Indeed, although flexibility might constitute a fix for capitalism, its present-day implications cannot be reduced to this alone. For example, a blog post written by Carbon Co-op (2018)—a Manchester-based cooperative providing energy services, advocacy, and education—illustrates the increasing prevalence of a “Thatcherite” vision of atomized “prosumers” benefiting from technological developments and subsidies to become less dependent on the electricity grid, in turn shifting the costs of maintaining grid infrastructures to lower income households unable to afford this kind of energy autonomy. Echoing an argument made within Graham and Marvin’s (2001) Splintering Urbanism, Carbon Co-op suggested that avoiding a hyperliberalized and inequitable energy future means recognizing the continued importance of the electricity grid as “an embodiment of a kind of socialism—a pooling of resources for shared needs” (Carbon Co-op 2018) and, in turn, ensuring that renewables can be integrated into the grid. To the extent that electricity system flexibility is necessary for achieving this, it is to my mind commendable in this regard.

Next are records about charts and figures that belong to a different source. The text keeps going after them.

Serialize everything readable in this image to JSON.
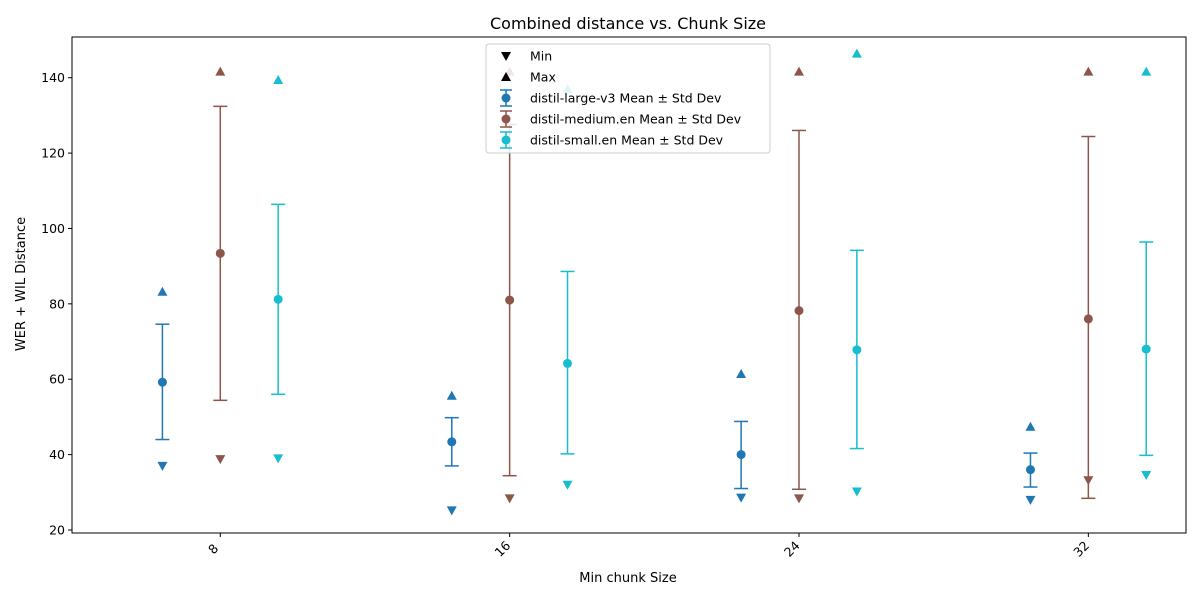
{
  "chart_data": {
    "type": "scatter",
    "title": "Combined distance vs. Chunk Size",
    "xlabel": "Min chunk Size",
    "ylabel": "WER + WIL Distance",
    "x_ticks": [
      8,
      16,
      24,
      32
    ],
    "x_tick_labels": [
      "8",
      "16",
      "24",
      "32"
    ],
    "xlim": [
      3.9,
      34.7
    ],
    "ylim": [
      19.2,
      150.8
    ],
    "y_ticks": [
      20,
      40,
      60,
      80,
      100,
      120,
      140
    ],
    "y_tick_labels": [
      "20",
      "40",
      "60",
      "80",
      "100",
      "120",
      "140"
    ],
    "grid": false,
    "legend_position": "upper center",
    "legend": [
      {
        "label": "Min",
        "marker": "triangle-down",
        "color": "#000000"
      },
      {
        "label": "Max",
        "marker": "triangle-up",
        "color": "#000000"
      },
      {
        "label": "distil-large-v3 Mean ± Std Dev",
        "marker": "errorbar",
        "color": "#1f77b4"
      },
      {
        "label": "distil-medium.en Mean ± Std Dev",
        "marker": "errorbar",
        "color": "#8c564b"
      },
      {
        "label": "distil-small.en Mean ± Std Dev",
        "marker": "errorbar",
        "color": "#17becf"
      }
    ],
    "series": [
      {
        "name": "distil-large-v3",
        "color": "#1f77b4",
        "x": [
          6.4,
          14.4,
          22.4,
          30.4
        ],
        "mean": [
          59.2,
          43.4,
          40.0,
          36.0
        ],
        "std_low": [
          44.0,
          37.0,
          31.0,
          31.4
        ],
        "std_high": [
          74.6,
          49.8,
          48.8,
          40.4
        ],
        "min": [
          37.0,
          25.2,
          28.6,
          28.0
        ],
        "max": [
          83.2,
          55.6,
          61.4,
          47.4
        ]
      },
      {
        "name": "distil-medium.en",
        "color": "#8c564b",
        "x": [
          8.0,
          16.0,
          24.0,
          32.0
        ],
        "mean": [
          93.4,
          81.0,
          78.2,
          76.0
        ],
        "std_low": [
          54.4,
          34.4,
          30.8,
          28.4
        ],
        "std_high": [
          132.4,
          127.6,
          126.0,
          124.4
        ],
        "min": [
          38.8,
          28.4,
          28.4,
          33.2
        ],
        "max": [
          141.6,
          141.6,
          141.6,
          141.6
        ]
      },
      {
        "name": "distil-small.en",
        "color": "#17becf",
        "x": [
          9.6,
          17.6,
          25.6,
          33.6
        ],
        "mean": [
          81.2,
          64.2,
          67.8,
          68.0
        ],
        "std_low": [
          56.0,
          40.2,
          41.6,
          39.8
        ],
        "std_high": [
          106.4,
          88.6,
          94.2,
          96.4
        ],
        "min": [
          39.0,
          32.0,
          30.2,
          34.6
        ],
        "max": [
          139.4,
          137.0,
          146.4,
          141.6
        ]
      }
    ]
  }
}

Further, although some of the extreme-localist early advocates of renewable energy might have venerated a move toward the concrete places and times of renewable generation, anticapitalists should surely be asking what kind of spatiotemporal horizons are desirable, rather than blindly romanticizing the concrete and objecting to abstract spatiotemporality per se (see Ekers and Loftus [2020] for a critique of the fetishization of the concrete). Technologies of electricity flexibility could conceivably help us to collectively engineer more liberatory spatiotemporal rhythms of socioecological life. Accordingly, it is important that those of us with an interest in building alternative futures understand these technologies and remain open-minded as to their political implications.

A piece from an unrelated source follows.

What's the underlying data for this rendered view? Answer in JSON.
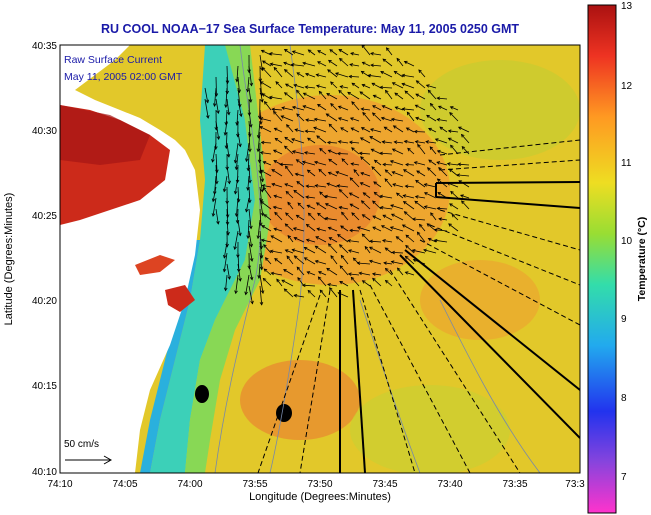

As such, my contention is that electricity system flexibility is flexible in its political implications, which depend on the socioecological relations within which technologies of flexibility are situated. The political flexibility of socioecological fixes more broadly has, I believe, been inadequately captured within the literature so far. What has perhaps not been made explicit enough is the need to avoid understanding those socioecological practices and processes identified as helping capitalists to avert crisis as reducible to nothing other than fixes for capitalism. To emphasize that socioecological phenomena enrolled as fixes for capitalism might, via the unpredictable contours of political ecological struggle, function radically otherwise is, then, to contribute to Ekers and Prudham’s project of a more politicized account of the socioecological fix. This, in turn, further exposes “slippages, openings, and contradictions” (Hart 2018, 375) within the accumulation process, prying open further room for divergent socioecological futures.

Acknowledgments

Many thanks to Alex Loftus, Archie Davies, Erica Borg, Gustav Cederlöf, Marian Jacobs, Katie Meehan, and three anonymous reviewers for their productive comments. Thanks also to my six interview participants.

Additional information

Funding

This research was funded by the Leverhulme Trust.

Notes on contributors

James Angel

JAMES ANGEL is a Leverhulme Early Career Fellow in the Department of Geography at King’s College London, London WC2B 4BG, UK. E-mail: [email protected]. His research explores the contested politics of energy transition.

Notes

1 Research participant names are changed within the article to preserve anonymity.

2 The “big six” is the colloquial name given to the six firms that have traditionally dominated the UK energy retail market: British Gas, EDF, E.ON, Npower, Scottish Power, and SSE.

3 The location of this trial is unspecified in the article to preserve my research participant’s anonymity.